Desgraciadamente para Olbers y todos los anteriores, durante el siglo XIX a los físicos les dio por desarrollar, entre otras cosas, la termodinámica, una de cuyas consecuencias fue demostrar que cualquier materia (éter incluido) que absorbiera luz acabaría alcanzando un equilibrio termodinámico en el que emitiría radiación, en alguna longitud de onda. Es decir, que si el éter estaba distribuido uniformemente por todo el universo, absorbiendo luz sin parar, también debería emitir radiación. Una radiación que no se detectaba por ninguna parte. Por lo tanto, termodinámica 1- éter 0.
Puestas las así las cosas, la gente que se aburría siguió intentando explicar la paradoja inventándose teorías que no fueran demasiado delirantes, y empezó a cobrar popularidad (sólo entre este tipo de gente, claro; no se vayan a pensar que en aquella época estos temas provocaban debates en los bares como ahora) la idea de un universo finito formando una estructura llamada Galaxia que con un movimiento de rotación compensaría las fuerzas de atracción gravitatorias, impidiendo que toda la materia del universo colapsara. Además, la Galaxia sería aplanada, conteniendo toda la materia (es decir, todas las estrellas) en el mismo plano, lo que podría explicar que las noches fueran oscuras, porque eso supondría que las fuentes de luz no estaban distribuidas uniformemente. Bueno, aquello se aceptó, más o menos. Supongo que la gente empezaba a estar un poco cansada de marear la perdiz y hubieran aceptado pulpo como animal de compañía.
Y fue entonces cuando entró en escena nuestro héroe. ¿Un físico? ¿Un astrónomo? ¿Algún genio multidisciplinar? Nada de eso. Un escritor borrachuzo, putero, incestuoso y pendenciero llamado Edgar Allan Poe. Por lo visto, en el escaso tiempo libre que le dejaban las tajadas que solía pillar en busca de la inspiración, a Poe le dio por pensar en el tema, y escribió una obra en la que elucubraba entre otras cosas sobre la paradoja que tan entretenidas había tenido durante más de dos siglos a tantas mentes brillantes. En esta obra, titulada Eureka, Poe proponía una solución para el tema: que el universo era infinito, pero la velocidad de la luz no, y que la luz emitida por las estrellas más lejanas todavía no había llegado hasta nosotros. Una solución brillante.
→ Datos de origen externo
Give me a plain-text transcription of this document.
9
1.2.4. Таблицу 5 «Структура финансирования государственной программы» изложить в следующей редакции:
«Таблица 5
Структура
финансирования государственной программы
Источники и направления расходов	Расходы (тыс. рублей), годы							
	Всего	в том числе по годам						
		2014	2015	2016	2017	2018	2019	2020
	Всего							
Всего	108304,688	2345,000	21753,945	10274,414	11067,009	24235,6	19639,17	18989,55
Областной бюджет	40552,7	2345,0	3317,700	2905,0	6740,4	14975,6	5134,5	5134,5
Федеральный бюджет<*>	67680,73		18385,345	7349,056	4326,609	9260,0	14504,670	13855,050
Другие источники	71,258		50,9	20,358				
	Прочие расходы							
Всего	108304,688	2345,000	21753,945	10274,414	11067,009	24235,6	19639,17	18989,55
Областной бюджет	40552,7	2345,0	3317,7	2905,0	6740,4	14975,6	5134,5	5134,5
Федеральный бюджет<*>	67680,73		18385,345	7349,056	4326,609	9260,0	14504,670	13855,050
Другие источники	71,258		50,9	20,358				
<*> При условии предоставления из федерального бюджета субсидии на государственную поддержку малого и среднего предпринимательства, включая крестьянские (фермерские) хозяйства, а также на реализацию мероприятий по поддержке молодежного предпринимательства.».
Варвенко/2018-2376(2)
Como es natural, nadie le hizo ni puto caso. Poe no era nadie para hablar de esas cosas, y además, su solución planteaba un nuevo problema (otro) que añadir a los anteriores: implicaba que el universo no era eterno. Si el universo hubiera existido desde siempre, la luz hubiera tenido tiempo para llegar a la Tierra incluso desde las estrellas más lejanas (aún situadas en el infinito: la luz habría tenido un tiempo infinito para llegar a nosotros). Como esto era lo que le faltaba a los físicos, astrónomos y demás gente de esa calaña, decidieron obviar la teoría, no fuera a ser que alguien les pidiera alguna explicación.
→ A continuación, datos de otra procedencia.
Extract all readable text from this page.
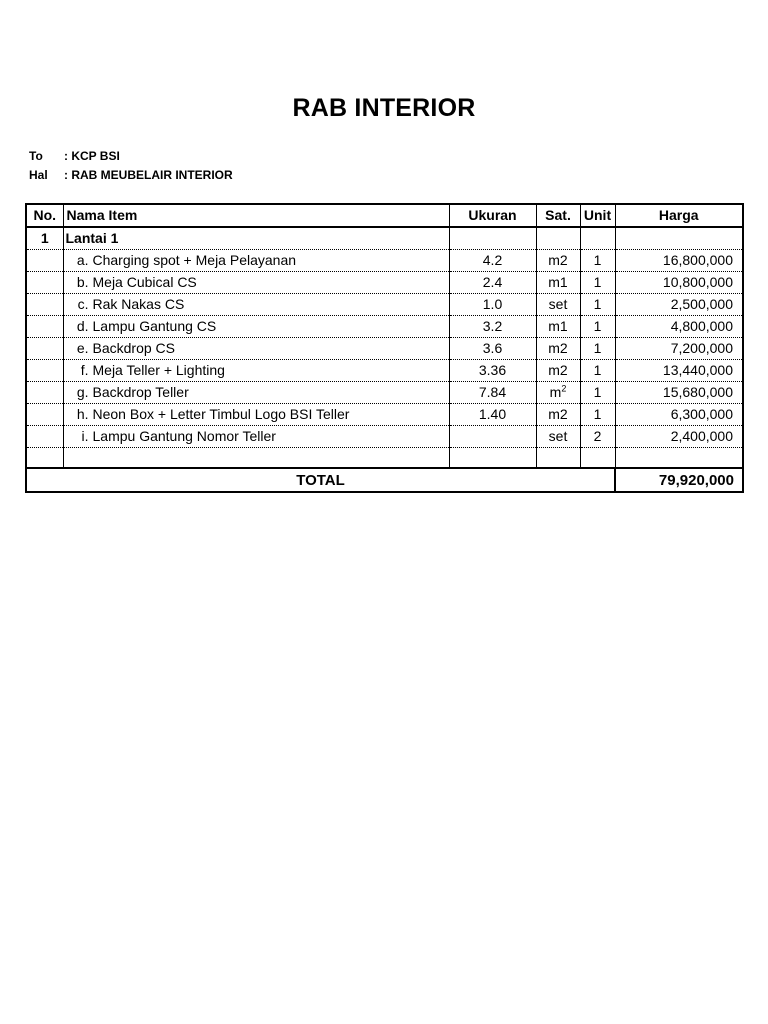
RAB INTERIOR
To : KCP BSI
Hal : RAB MEUBELAIR INTERIOR
No.	Nama Item	Ukuran	Sat.	Unit	Harga
1	Lantai 1				
	a. Charging spot + Meja Pelayanan	4.2	m2	1	16,800,000
	b. Meja Cubical CS	2.4	m1	1	10,800,000
	c. Rak Nakas CS	1.0	set	1	2,500,000
	d. Lampu Gantung CS	3.2	m1	1	4,800,000
	e. Backdrop CS	3.6	m2	1	7,200,000
	f. Meja Teller + Lighting	3.36	m2	1	13,440,000
	g. Backdrop Teller	7.84	$m^2$	1	15,680,000
	h. Neon Box + Letter Timbul Logo BSI Teller	1.40	m2	1	6,300,000
	i. Lampu Gantung Nomor Teller		set	2	2,400,000

TOTAL					79,920,000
Sin embargo, a partir de ahí, todas la investigaciones fueron corroborando la idea expuesta por Poe. Se demostró, efectivamente, que la velocidad de la luz no era infinita, que las estrellas y las galaxias se alejaban unas de otras, como si hubiera habido una fuerza o una explosión que, en un principio, las hubiese impulsado, y ese impulso no hubiera cesado todavía. Lo que llevó a un sacerdote belga (otro sacerdote: se ve que lo de pastorear almas no da para entretenerse demasiado) Georges Henri Lemaître, a pensar hacia atrás y concluir que el principio del universo había sido una gran explosión. Otro físico, Gamow, le dio forma a la cosa y planteó 20 años después la teoría del universo en expansión a partir de una singularidad primigenia (lo que dicho en cristiano quiere decir que toda la materia del universo estaba condensada en un solo punto, explotó y los trocitos todavía están alejándose). Que es más o menos la teoría que está en vigor actualmente, aceptada por todos y avalada por las innumerables observaciones y experimentos realizados.
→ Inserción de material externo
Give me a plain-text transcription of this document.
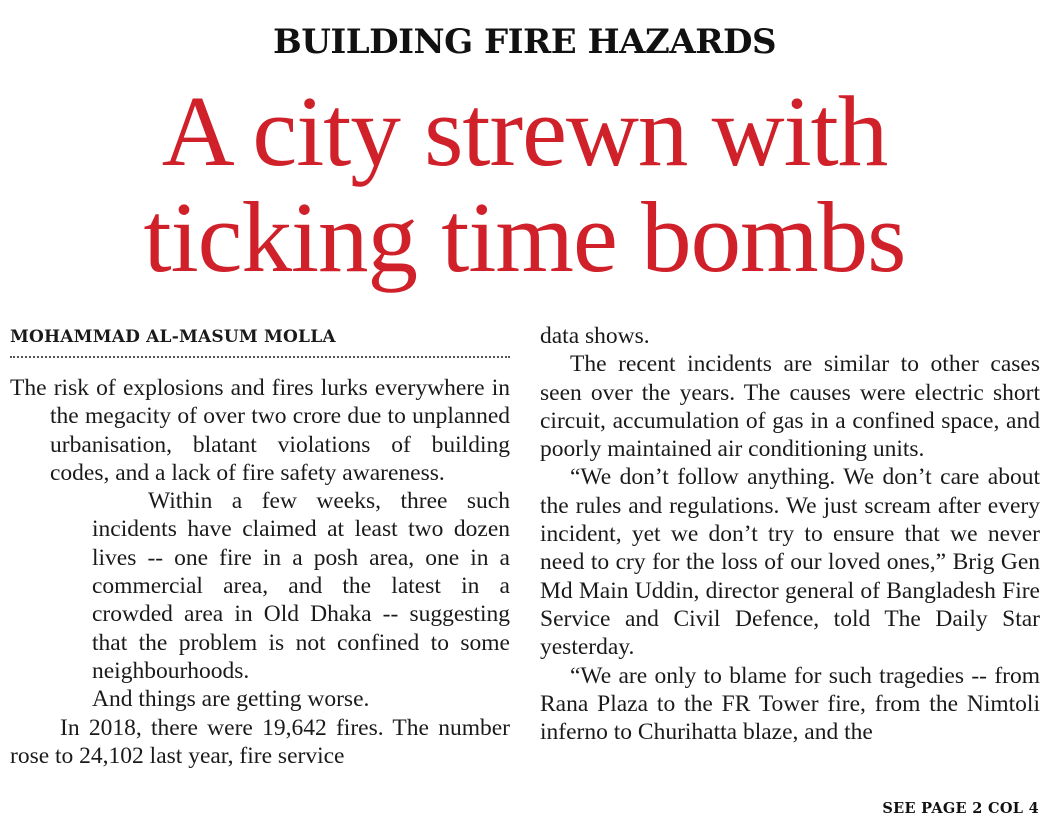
BUILDING FIRE HAZARDS
A city strewn with
ticking time bombs
MOHAMMAD AL-MASUM MOLLA

The risk of explosions and fires lurks everywhere in the megacity of over two crore due to unplanned urbanisation, blatant violations of building codes, and a lack of fire safety awareness.

Within a few weeks, three such incidents have claimed at least two dozen lives -- one fire in a posh area, one in a commercial area, and the latest in a crowded area in Old Dhaka -- suggesting that the problem is not confined to some neighbourhoods.

And things are getting worse.

In 2018, there were 19,642 fires. The number rose to 24,102 last year, fire service

data shows.

The recent incidents are similar to other cases seen over the years. The causes were electric short circuit, accumulation of gas in a confined space, and poorly maintained air conditioning units.

“We don’t follow anything. We don’t care about the rules and regulations. We just scream after every incident, yet we don’t try to ensure that we never need to cry for the loss of our loved ones,” Brig Gen Md Main Uddin, director general of Bangladesh Fire Service and Civil Defence, told The Daily Star yesterday.

“We are only to blame for such tragedies -- from Rana Plaza to the FR Tower fire, from the Nimtoli inferno to Churihatta blaze, and the

SEE PAGE 2 COL 4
Como nota bizarra, cabe reseñar que la teoría, Big Bang para los amigos, recibió ese nombre de manos de un astrónomo británico firmemente empeñado en desacreditarla. Se llamaba Fred Hoyle, la idea no le convencía en absoluto (él era partidario de un universo estacionario) y la llamó Big Bang por joder (ese nombre viene a ser como si algún tipo al que Newton no le cayera demasiado bien hubiera denominado a la Ley de la Gravitación Universal, por ejemplo, la Ley-de-los-Planetas-Borrachos-que-no-hacen-otra-cosa-que-chocar-entre-sí, lo cual, claro está, le hubiera restado seriedad al asunto). Así que el amigo Hoyle sacó pecho, dijo en voz alta que lo de la explosión era una gilipollada como un piano, y unos años después se encontró con que no solo las observaciones demostraban la teoría de manera irrefutable sino que ésta se popularizaba con el nombre que él le había dado. Y no tuvo más remedio que llorar como un niño lo que no había sabido defender como astrónomo.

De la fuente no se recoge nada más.